Фактический монарх пропустил это мимо ушей.
– …но я мужчина. И по этой причине я хочу предоставить вам равные шансы. – Этот простолюдин на троне был по крайней мере храбр! – Пистолет или шпага – как вы предпочитаете защищаться?
Это было прямо великолепно. Он мог сам убить Билли, или любой из его солдат сделал бы это по одному мановению его руки. Но он предпочел драться! – Да, Павел Миклош был истым колибрийцем. Быть может, он слишком ненавидел Копперсвейта. Быть -может, он боялся совершить прямое преступление на глазах своей невесты.
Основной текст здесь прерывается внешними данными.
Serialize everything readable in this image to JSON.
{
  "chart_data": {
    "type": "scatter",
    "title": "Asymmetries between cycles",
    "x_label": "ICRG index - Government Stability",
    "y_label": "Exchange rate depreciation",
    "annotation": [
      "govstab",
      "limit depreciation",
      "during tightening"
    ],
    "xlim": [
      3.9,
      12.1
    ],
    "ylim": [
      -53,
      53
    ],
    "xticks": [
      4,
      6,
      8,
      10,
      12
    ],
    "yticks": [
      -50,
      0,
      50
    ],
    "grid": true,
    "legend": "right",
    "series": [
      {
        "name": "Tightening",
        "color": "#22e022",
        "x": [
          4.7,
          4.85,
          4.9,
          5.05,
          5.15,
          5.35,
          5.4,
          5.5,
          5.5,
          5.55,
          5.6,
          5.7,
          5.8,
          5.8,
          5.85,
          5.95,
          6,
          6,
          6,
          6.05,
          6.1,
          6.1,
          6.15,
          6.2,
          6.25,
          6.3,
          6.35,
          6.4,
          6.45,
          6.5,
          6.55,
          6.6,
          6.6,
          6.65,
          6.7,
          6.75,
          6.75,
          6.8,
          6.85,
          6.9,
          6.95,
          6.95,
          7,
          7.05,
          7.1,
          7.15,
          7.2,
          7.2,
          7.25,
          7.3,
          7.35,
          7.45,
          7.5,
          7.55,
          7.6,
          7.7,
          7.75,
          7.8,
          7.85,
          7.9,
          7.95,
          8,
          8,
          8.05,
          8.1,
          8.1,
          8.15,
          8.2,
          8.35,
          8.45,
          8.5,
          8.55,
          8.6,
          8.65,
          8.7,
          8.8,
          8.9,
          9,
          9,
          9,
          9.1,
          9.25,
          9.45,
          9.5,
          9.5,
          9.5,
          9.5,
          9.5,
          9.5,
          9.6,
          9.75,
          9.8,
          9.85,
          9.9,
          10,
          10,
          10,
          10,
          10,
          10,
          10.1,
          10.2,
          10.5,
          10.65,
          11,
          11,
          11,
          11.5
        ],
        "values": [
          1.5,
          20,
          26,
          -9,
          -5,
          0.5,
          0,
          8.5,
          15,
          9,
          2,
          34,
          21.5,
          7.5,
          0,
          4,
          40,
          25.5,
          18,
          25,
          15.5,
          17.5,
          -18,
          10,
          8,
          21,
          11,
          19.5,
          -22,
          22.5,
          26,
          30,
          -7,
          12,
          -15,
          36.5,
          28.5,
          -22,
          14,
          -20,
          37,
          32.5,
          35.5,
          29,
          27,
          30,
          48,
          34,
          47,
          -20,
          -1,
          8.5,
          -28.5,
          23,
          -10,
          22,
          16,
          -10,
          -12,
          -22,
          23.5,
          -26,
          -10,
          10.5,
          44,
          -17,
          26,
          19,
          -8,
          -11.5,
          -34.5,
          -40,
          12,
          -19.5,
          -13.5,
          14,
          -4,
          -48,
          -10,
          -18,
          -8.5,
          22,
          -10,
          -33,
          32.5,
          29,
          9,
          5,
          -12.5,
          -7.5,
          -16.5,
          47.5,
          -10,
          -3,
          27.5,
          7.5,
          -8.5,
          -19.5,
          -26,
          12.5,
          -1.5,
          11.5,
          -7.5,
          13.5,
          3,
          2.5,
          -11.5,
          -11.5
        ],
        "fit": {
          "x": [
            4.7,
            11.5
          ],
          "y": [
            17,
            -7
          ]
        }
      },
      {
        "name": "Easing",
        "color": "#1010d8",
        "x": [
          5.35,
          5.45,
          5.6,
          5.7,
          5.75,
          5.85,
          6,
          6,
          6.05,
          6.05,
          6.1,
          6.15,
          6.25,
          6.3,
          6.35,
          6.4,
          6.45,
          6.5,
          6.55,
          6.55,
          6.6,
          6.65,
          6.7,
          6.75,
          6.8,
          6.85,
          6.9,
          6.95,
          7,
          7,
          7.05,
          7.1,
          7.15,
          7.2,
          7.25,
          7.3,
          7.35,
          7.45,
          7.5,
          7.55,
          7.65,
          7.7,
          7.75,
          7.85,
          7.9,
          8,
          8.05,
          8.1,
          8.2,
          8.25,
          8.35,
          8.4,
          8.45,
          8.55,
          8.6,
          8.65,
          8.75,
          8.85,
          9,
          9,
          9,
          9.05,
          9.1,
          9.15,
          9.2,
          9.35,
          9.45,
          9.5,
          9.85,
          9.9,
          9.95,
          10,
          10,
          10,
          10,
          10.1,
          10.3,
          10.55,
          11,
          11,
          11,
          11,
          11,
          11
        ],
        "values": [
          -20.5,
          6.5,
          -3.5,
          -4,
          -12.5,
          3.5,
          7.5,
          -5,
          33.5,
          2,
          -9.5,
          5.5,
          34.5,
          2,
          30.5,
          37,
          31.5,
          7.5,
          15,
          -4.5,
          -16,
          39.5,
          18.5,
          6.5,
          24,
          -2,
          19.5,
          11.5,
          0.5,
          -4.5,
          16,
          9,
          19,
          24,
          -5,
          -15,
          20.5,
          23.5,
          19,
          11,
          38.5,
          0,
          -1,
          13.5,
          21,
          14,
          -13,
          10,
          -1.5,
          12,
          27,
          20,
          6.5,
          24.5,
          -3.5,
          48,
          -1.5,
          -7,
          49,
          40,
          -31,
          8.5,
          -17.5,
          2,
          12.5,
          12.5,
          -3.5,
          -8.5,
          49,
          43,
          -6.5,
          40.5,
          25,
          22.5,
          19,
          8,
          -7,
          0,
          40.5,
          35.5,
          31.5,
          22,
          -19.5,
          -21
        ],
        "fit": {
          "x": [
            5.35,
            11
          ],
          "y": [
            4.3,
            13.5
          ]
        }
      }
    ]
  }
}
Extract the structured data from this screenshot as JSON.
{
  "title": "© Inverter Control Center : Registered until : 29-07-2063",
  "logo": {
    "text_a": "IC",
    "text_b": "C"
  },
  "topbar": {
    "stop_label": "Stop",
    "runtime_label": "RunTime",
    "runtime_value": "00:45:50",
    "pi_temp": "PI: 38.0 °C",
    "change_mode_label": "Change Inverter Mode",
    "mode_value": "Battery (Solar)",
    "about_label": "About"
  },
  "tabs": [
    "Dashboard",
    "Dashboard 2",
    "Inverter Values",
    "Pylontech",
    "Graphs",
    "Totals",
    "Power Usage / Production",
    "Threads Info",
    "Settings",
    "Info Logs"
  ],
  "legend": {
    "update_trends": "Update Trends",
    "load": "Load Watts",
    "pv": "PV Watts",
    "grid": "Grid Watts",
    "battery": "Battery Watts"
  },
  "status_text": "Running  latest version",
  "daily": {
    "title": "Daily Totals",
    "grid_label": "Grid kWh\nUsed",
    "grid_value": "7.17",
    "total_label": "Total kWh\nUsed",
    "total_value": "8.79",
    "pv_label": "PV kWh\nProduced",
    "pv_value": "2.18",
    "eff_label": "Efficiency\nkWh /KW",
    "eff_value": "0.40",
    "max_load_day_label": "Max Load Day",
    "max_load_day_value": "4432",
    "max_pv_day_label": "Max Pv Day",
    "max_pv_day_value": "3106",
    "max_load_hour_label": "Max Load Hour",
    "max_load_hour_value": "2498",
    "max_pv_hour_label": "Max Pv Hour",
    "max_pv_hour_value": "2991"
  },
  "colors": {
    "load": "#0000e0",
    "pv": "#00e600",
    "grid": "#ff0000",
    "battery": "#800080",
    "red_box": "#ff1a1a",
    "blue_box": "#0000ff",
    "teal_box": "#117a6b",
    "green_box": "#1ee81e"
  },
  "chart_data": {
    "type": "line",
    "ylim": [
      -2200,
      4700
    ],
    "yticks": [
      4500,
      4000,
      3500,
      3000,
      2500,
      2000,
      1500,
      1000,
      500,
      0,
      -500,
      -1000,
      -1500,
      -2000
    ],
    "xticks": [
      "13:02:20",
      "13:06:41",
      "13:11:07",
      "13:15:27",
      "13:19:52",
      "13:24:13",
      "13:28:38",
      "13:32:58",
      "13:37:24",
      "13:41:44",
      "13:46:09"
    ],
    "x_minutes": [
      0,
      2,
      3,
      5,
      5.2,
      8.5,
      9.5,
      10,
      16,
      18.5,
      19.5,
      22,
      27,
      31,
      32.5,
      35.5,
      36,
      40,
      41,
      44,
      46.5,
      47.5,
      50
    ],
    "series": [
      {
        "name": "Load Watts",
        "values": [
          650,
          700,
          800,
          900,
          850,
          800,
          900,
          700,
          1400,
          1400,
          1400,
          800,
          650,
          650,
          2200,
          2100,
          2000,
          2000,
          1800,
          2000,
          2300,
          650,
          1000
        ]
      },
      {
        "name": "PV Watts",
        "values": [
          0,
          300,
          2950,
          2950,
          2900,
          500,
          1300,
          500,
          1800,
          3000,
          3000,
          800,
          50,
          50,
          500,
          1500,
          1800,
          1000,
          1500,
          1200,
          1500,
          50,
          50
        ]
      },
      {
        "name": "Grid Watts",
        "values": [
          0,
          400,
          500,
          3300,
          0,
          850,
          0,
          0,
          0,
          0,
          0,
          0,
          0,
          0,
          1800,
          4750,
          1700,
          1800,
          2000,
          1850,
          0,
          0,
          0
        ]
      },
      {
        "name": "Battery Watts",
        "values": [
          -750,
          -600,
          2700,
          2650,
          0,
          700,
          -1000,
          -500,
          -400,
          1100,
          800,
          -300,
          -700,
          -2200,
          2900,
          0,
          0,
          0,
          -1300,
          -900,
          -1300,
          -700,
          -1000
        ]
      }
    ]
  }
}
Но тут произошла неожиданная помеха.
– Не надо! – крикнула принцесса и подбежала к спорившим. Она остановилась между ними, сверкая своими карими глазами, высоко подняв голову и руками стараясь раздвинуть обоих противников. – Как вы смеете? – обратилась она к Билли.
. – Он не король! – настаивал Копперсвейт.
– Сначала сражайтесь, – бросил ему Павел, – а потом можете болтать, если останетесь живы!
Принцесса смотрела в глаза Билли.
– Я не понимаю ваших слов, – сказала она ему. – Но я пошлю за мистером Доббинсом.
Павел попытался отодвинуть ее в сторону. Надменным взором он смерил Копперсвейта:
– Вы боитесь?
Копперсвейт в ответ только насмешливо улыбнулся. Но девушка все еще стояла перед королем. Она была без шляпы. Ее костюм пострадал от общей суматохи и был покрыт пылью. Иссиня-черные волосы, остриженные для бегства в Америку, после возвращения домой остались короткими. Они колыхались вокруг ее лица точно так же, как кудри одетой в алую с серебром короткую юбку «девушки с тамбурином» на Ректор-стрит. Но ее черты, всегда напоминавшие статую времен Перикла, теперь были слишком взволнованны для статуи. Никогда ее лицо не горело таким ярким румянцем. Никогда ее осанка не была более величественной. В памяти Копперсвейта встала картина, когда царственная пленница ждала своих врагов, входивших в комнату с амурами в старом дворце Стратилатосов; он видел ее, встреченную восторгом публики принцессу, с лентой Влофского креста на груди и в жемчужной диадеме на голове в литерной ложе Национального оперного театра. Но и в те минуты она не была столь царственна, как теперь.